As kids with ADHD get older, they usually become less impulsive. And they become less physically aggressive as a result.
Aggression and Trouble Managing Emotions
Kids with ADHD often have difficulty managing emotions. For example, kids with ADHD may cry more easily or
get angry more quickly than kids without ADHD.
It can also be hard for them to calm themselves down. They may not have the self-soothing skills that other kids their age have. And they can get so overwhelmed that they make a mountain out of a molehill. So they may need help learning how to recognize which problems are small and which ones are significant.
These challenges can also make it hard for kids to keep frustrations in perspective—and in check. And that can lead them to lash out.
They may get
frustrated because they don’t know how to do the math homework or can’t find their favorite T-shirt. Those small things can lead them to yell at whoever’s around, tear up the math assignment, or hit their sibling for saying the wrong thing.
Aggression and ADHD Medication
Some kids who take
ADHD stimulant medication become edgy and irritable. Typically, that happens as the medication wears off. This is called
rebound, and it can last for a few minutes or a couple of hours, often at the same time each day.

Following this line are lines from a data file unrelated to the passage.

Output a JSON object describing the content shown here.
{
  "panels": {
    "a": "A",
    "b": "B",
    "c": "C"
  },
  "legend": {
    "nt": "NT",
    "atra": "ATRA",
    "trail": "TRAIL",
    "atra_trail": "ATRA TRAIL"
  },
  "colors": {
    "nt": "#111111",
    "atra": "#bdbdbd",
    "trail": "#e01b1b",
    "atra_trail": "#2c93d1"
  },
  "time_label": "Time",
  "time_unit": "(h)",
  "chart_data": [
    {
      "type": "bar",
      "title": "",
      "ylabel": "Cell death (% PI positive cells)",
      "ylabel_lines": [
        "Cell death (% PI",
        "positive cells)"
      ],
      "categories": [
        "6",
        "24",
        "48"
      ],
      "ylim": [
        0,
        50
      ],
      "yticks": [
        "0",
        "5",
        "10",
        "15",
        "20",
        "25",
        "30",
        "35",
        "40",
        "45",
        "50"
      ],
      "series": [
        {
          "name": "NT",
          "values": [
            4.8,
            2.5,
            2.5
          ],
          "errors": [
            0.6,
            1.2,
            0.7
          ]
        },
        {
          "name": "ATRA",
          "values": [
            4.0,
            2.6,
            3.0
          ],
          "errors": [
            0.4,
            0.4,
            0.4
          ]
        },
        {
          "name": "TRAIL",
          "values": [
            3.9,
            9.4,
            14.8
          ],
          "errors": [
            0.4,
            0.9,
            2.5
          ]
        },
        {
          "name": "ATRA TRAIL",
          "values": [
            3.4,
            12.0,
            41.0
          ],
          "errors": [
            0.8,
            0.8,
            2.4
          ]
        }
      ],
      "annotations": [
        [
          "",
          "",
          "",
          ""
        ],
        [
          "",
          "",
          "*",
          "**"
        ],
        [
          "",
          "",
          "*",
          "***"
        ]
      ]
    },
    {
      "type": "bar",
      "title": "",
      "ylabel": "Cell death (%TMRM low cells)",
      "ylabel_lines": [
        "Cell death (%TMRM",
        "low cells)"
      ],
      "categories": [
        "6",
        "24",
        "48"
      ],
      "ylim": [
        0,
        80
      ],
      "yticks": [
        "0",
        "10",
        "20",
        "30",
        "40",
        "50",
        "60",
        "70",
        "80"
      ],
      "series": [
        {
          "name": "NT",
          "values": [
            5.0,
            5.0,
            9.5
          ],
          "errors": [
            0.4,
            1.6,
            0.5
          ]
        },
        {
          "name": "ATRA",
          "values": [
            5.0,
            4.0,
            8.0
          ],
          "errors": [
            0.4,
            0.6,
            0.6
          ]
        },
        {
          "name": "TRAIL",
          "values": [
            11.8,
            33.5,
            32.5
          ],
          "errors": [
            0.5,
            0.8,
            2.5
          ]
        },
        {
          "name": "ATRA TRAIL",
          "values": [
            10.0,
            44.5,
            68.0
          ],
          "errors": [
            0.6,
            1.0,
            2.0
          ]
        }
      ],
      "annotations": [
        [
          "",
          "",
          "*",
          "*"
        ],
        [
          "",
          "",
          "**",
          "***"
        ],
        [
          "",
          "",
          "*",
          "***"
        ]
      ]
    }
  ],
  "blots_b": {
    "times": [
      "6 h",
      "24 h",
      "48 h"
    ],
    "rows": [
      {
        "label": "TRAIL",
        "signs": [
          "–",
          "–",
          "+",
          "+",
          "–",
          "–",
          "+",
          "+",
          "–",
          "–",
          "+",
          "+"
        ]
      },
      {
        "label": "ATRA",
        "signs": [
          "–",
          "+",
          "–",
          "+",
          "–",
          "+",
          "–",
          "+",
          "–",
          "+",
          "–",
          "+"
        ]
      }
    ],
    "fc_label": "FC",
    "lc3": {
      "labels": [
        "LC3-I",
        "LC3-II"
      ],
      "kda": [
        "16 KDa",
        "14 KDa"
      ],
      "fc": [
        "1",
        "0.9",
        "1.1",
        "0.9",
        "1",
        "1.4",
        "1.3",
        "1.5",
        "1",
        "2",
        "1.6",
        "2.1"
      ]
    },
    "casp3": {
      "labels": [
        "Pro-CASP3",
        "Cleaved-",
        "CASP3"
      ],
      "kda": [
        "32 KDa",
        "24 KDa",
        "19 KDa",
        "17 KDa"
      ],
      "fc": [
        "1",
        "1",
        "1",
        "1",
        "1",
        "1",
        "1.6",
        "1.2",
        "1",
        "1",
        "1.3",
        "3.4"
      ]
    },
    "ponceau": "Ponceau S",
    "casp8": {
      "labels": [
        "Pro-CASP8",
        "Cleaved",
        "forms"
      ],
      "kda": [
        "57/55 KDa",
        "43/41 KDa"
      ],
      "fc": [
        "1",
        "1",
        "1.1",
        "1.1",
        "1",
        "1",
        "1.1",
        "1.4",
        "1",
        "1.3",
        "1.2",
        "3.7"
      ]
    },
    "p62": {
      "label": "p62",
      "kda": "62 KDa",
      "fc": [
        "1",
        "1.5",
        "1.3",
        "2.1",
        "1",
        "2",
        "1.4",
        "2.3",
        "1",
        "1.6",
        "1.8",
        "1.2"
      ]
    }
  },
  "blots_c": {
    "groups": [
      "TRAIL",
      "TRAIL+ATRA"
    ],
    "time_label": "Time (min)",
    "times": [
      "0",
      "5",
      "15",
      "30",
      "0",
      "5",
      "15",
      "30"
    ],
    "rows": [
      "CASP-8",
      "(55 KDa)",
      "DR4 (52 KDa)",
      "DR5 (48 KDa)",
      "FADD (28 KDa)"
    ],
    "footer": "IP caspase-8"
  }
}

For a small number of kids, the wrong medication might lead to general feelings of irritability and aggression throughout the day.
If this is happening, talk to the prescriber. Your child’s medication may need to be
adjusted. You can also keep track of what you’re seeing with an
ADHD medication log.
Other Things Related to Aggression
Kids with ADHD sometimes lash out when something stressful is happening in their lives. Maybe they’re being bullied at school. Or maybe there are family problems at home. It’s also possible they’re
not getting enough sleep.
Wait for a time when your child isn’t frustrated and have a calm conversation. Ask why your child is often upset and what might help. You can also connect with your child’s teacher to find out what’s happening at school.
Keep track of aggressive behavior you’re seeing. Knowing the types of situations that cause your child to act aggressively can help you prepare and problem-solve.